What Matters in AI Right Now?

  • OpenAI rolled out Codex for Chrome on macOS and Windows, letting the coding agent work in parallel across browser tabs without taking over the browser. Users can get started by installing the Chrome plugin inside the Codex app.

  • OpenAI launched GPT-Realtime-2, a voice model built with GPT-5-class reasoning to handle complex requests, alongside GPT-Realtime-Translate (70+ input languages, 13 output languages) and GPT-Realtime-Whisper for live speech-to-text transcription.

  • Google DeepMind published AlphaEvolve, a Gemini-powered coding agent already deployed across Google's data centers, chip design, and AI training infrastructure, recovering 0.7% of Google's worldwide compute resources in data center scheduling since going live over a year ago.

  • An ex-OpenAI researcher's six-week-old startup is targeting funding at a $4 billion valuation, per The Information, marking one of the fastest paths from founding to unicorn-scale in AI history.

  • Cloudflare is cutting roughly 1,100 employees (20% of its global workforce) in what co-founders called "not a cost-cutting exercise" but a strategic bet on AI-driven operations.
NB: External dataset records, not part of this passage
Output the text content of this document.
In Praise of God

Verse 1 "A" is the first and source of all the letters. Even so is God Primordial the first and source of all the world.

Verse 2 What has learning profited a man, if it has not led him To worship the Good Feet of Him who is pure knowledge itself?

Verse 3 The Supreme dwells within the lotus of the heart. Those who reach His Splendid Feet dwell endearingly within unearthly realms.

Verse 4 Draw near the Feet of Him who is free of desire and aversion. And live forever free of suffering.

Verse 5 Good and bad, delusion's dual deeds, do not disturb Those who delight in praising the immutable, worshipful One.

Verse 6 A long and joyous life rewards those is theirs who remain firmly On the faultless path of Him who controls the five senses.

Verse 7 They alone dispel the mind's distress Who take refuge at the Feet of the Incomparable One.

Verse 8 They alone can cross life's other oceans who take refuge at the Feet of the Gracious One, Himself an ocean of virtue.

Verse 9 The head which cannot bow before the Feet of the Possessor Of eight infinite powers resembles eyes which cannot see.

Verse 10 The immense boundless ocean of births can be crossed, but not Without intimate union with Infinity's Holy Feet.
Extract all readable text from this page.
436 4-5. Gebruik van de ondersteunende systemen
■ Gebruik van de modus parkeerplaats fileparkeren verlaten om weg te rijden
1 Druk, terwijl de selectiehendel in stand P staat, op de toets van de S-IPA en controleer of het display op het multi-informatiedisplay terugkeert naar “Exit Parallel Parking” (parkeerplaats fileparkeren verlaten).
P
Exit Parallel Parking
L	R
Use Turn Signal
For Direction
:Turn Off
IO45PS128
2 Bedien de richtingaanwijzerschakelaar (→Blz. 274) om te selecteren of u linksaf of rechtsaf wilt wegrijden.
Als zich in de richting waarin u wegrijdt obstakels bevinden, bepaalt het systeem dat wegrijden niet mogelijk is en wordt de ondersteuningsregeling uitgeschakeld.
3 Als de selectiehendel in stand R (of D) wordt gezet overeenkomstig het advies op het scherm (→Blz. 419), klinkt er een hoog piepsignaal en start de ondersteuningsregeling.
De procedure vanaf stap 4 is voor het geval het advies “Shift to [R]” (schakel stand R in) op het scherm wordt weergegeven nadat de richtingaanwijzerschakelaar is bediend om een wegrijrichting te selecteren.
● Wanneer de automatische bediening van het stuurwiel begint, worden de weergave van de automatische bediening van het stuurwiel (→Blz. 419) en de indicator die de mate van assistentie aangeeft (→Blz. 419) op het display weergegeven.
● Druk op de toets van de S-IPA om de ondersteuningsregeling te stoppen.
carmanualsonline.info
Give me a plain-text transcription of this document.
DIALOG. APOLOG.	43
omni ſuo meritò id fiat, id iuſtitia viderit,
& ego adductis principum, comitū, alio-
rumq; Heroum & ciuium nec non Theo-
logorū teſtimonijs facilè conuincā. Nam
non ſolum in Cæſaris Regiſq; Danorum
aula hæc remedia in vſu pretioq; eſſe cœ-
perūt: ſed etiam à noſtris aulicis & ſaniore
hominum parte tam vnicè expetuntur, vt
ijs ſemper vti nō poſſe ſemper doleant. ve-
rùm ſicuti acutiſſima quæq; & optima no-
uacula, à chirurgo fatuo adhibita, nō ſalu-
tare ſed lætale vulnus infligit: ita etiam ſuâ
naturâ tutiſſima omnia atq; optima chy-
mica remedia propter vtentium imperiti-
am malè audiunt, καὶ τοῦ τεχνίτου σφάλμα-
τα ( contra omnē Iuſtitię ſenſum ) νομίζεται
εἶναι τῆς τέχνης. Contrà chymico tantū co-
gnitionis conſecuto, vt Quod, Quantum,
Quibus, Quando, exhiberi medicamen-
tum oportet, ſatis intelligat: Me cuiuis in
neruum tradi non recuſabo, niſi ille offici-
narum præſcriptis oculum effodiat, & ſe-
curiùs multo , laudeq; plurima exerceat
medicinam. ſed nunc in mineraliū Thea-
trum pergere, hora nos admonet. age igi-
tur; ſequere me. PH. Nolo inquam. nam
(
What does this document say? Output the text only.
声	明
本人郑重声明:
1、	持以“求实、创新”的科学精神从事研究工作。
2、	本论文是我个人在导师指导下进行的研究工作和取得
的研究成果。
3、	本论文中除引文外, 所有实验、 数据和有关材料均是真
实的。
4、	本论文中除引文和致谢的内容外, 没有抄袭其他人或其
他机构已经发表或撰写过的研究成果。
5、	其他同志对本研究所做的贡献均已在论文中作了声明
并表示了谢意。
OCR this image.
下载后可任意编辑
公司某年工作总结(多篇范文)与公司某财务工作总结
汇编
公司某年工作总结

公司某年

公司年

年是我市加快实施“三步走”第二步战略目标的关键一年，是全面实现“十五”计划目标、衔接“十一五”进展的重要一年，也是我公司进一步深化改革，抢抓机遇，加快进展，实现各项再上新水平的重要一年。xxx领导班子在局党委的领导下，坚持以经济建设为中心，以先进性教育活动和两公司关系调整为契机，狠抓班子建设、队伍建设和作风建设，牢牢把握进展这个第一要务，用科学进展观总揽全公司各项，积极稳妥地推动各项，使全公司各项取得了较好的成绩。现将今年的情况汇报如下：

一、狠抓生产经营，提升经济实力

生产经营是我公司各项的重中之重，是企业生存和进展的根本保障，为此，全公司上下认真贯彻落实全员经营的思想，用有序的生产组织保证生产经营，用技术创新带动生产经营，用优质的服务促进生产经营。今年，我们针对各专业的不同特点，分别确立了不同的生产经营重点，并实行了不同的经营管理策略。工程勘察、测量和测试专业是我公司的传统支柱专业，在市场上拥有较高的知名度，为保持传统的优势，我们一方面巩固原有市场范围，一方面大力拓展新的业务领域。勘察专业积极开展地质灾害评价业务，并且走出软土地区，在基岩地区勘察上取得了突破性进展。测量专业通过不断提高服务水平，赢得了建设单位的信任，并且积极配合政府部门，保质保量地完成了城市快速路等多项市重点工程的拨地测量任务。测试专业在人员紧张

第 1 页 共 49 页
The stock fell on the announcement.

  • Anthropic has committed to spending $200 billion with Google Cloud over five years, per Reuters, accounting for more than 40% of Google's disclosed revenue backlog alongside Alphabet's planned $40 billion investment in Anthropic.

  • Vellum raised $25M to build its "Personal Intelligence" platform, an AI assistant that builds long-term memory from a user's interactions and handles tasks like summarizing emails or scheduling across channels.

  • Goodfire AI launched its Neural Geometry research series, showing how models like Llama-3.1 represent concepts as geometric shapes internally, with days forming circular loops, simulations as twisted paths, and biology as curved manifolds in activation space.